Demand Economic Concepts
Demand Overview
- Demand defines consumer willingness to purchase goods at various prices.
Law of Demand
- As PRICE increases, DEMAND decreases.
- As PRICE decreases, DEMAND increases.
- Demand Curve: Slopes downwards from left to right.
Elasticity of Demand
- Elastic Demand: Sensitive to price changes.
- Inelastic Demand: Insensitive to price changes.
Factors Affecting Elasticity
- Availability of Substitutes:
- Fewer substitutes → inelastic demand (e.g., gasoline).
- Many substitutes → elastic demand (e.g., fast food).
- Relative Importance:
- Necessities → inelastic (e.g., mortgage).
- Luxuries → elastic (e.g., entertainment).
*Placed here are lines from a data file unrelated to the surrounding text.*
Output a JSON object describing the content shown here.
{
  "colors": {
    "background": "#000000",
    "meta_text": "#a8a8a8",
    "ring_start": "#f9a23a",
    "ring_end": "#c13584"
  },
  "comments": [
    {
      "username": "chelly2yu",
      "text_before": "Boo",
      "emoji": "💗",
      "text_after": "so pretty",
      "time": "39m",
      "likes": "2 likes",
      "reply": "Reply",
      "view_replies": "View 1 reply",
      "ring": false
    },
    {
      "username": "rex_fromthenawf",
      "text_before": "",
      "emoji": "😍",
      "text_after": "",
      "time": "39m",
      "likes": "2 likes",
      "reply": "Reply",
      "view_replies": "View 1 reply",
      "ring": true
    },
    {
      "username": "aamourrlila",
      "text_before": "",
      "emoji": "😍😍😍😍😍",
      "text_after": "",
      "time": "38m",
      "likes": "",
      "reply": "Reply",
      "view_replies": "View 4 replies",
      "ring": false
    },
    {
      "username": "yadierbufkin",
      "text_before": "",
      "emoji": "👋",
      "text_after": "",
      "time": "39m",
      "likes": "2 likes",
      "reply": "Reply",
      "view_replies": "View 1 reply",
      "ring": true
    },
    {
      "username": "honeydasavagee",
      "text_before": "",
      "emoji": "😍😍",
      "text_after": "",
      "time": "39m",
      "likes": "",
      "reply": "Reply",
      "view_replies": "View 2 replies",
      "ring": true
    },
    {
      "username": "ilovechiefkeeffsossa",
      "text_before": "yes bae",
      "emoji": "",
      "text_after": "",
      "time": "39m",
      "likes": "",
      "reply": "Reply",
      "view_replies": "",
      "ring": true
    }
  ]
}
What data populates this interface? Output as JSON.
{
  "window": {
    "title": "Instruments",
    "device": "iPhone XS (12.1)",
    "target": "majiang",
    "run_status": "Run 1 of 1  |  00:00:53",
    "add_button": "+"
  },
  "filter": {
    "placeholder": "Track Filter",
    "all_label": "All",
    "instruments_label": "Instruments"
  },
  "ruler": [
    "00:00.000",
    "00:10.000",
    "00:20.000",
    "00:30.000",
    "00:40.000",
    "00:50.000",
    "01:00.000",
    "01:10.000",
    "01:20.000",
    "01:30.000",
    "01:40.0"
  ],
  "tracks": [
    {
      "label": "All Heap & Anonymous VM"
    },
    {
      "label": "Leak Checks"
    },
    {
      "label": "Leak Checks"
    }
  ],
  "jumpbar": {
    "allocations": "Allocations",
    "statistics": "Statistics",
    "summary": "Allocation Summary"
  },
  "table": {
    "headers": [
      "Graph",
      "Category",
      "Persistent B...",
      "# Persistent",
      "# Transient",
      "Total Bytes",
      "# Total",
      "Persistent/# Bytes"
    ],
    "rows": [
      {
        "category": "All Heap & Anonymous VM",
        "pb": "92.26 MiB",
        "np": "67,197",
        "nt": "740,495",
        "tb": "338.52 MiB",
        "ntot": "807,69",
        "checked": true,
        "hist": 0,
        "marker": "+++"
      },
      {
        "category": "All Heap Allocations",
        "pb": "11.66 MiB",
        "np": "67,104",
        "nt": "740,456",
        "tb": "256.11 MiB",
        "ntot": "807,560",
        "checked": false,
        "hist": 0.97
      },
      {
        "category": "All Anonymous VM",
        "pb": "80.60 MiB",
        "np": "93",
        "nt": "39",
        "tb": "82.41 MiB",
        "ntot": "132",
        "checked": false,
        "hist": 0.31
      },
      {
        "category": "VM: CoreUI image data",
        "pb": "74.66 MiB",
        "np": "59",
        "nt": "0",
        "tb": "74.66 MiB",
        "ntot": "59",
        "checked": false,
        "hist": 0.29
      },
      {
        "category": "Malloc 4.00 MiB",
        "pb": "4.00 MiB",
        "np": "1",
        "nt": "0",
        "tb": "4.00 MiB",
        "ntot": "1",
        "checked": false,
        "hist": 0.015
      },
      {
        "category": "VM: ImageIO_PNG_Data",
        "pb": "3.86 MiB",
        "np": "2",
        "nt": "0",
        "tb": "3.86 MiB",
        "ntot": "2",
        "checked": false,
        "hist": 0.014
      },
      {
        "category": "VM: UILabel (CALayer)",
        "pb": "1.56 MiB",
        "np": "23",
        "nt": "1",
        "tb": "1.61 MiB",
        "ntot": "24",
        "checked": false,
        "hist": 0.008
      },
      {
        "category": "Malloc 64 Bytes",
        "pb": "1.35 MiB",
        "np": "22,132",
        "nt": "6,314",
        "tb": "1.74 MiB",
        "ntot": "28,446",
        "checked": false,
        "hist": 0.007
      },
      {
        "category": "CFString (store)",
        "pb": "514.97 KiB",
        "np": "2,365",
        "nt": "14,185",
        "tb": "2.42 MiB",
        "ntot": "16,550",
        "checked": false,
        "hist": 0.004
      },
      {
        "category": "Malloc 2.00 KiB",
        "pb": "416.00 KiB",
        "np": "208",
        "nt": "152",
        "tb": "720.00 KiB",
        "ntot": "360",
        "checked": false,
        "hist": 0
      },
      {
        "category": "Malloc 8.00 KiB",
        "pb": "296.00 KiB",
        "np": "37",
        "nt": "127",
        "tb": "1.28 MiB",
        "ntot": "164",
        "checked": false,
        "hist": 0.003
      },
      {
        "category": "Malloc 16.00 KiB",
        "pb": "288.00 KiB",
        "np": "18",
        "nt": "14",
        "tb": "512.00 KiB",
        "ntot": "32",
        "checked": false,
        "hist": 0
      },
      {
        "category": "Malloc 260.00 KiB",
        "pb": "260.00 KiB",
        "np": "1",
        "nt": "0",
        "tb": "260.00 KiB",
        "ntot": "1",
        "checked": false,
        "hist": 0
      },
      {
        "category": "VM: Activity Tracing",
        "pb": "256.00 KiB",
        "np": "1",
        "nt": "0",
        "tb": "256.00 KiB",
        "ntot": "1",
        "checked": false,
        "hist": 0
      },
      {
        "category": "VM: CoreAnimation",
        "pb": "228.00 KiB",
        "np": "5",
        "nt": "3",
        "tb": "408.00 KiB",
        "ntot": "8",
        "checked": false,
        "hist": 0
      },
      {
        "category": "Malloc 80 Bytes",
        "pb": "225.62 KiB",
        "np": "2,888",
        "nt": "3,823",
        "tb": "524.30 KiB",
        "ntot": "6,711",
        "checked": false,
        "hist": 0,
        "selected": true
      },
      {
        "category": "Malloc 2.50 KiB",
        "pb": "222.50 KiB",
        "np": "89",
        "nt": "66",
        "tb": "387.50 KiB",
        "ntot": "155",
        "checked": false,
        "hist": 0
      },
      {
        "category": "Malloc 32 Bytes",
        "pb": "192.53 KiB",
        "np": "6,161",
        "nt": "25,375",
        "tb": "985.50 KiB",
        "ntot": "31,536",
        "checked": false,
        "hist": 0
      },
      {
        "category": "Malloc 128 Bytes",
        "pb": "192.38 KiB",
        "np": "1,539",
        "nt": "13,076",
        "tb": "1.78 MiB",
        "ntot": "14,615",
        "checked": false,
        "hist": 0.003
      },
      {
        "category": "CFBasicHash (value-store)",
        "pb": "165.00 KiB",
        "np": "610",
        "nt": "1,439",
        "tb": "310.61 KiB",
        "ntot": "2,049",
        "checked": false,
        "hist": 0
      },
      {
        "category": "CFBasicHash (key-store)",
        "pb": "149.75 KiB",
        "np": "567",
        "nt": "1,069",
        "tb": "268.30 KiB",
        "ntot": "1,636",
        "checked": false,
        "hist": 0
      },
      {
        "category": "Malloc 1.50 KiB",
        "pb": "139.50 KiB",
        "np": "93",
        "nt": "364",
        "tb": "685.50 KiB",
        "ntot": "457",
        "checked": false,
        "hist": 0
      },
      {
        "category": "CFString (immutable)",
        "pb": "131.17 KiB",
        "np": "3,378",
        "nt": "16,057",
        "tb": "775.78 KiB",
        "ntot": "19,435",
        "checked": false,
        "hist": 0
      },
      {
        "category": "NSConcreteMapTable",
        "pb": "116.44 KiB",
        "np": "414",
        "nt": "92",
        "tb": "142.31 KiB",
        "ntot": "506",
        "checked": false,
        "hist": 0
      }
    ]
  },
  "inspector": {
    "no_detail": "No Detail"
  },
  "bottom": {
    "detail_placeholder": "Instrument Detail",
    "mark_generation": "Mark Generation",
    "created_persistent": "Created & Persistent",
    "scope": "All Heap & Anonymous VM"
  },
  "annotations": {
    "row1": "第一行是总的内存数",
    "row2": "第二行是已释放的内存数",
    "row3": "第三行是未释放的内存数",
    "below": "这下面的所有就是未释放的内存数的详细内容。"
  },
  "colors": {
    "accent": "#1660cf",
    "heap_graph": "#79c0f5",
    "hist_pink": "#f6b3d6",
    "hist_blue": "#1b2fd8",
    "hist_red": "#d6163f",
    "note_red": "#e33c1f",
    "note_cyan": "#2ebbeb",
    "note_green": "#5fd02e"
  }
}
- Necessities vs. Luxuries:
- Necessities (food) → inelastic.
- Luxuries (jewelry) → elastic.
- Change over Time:
- Initial monopolies → inelastic.
- Emergence of alternatives (e.g., Netflix) → elastic.
Change in Demand (Determinants)
- Non-price factors shift the demand curve:
- Shift left → less quantity demanded.
- Shift right → more quantity demanded.
- Movement along the curve is due to price changes.
Effects on Demand
- Substitution Effect: Price changes in substitutes influence demand.
- Change in Income: More income → increased demand for luxuries; less income → decreased demand for luxuries.
- Complementary Products: Price changes in complements affect demand (e.g., hot dogs and buns).
- Change in Attitude: Shifts in consumer attitudes (e.g., fashion) impact demand.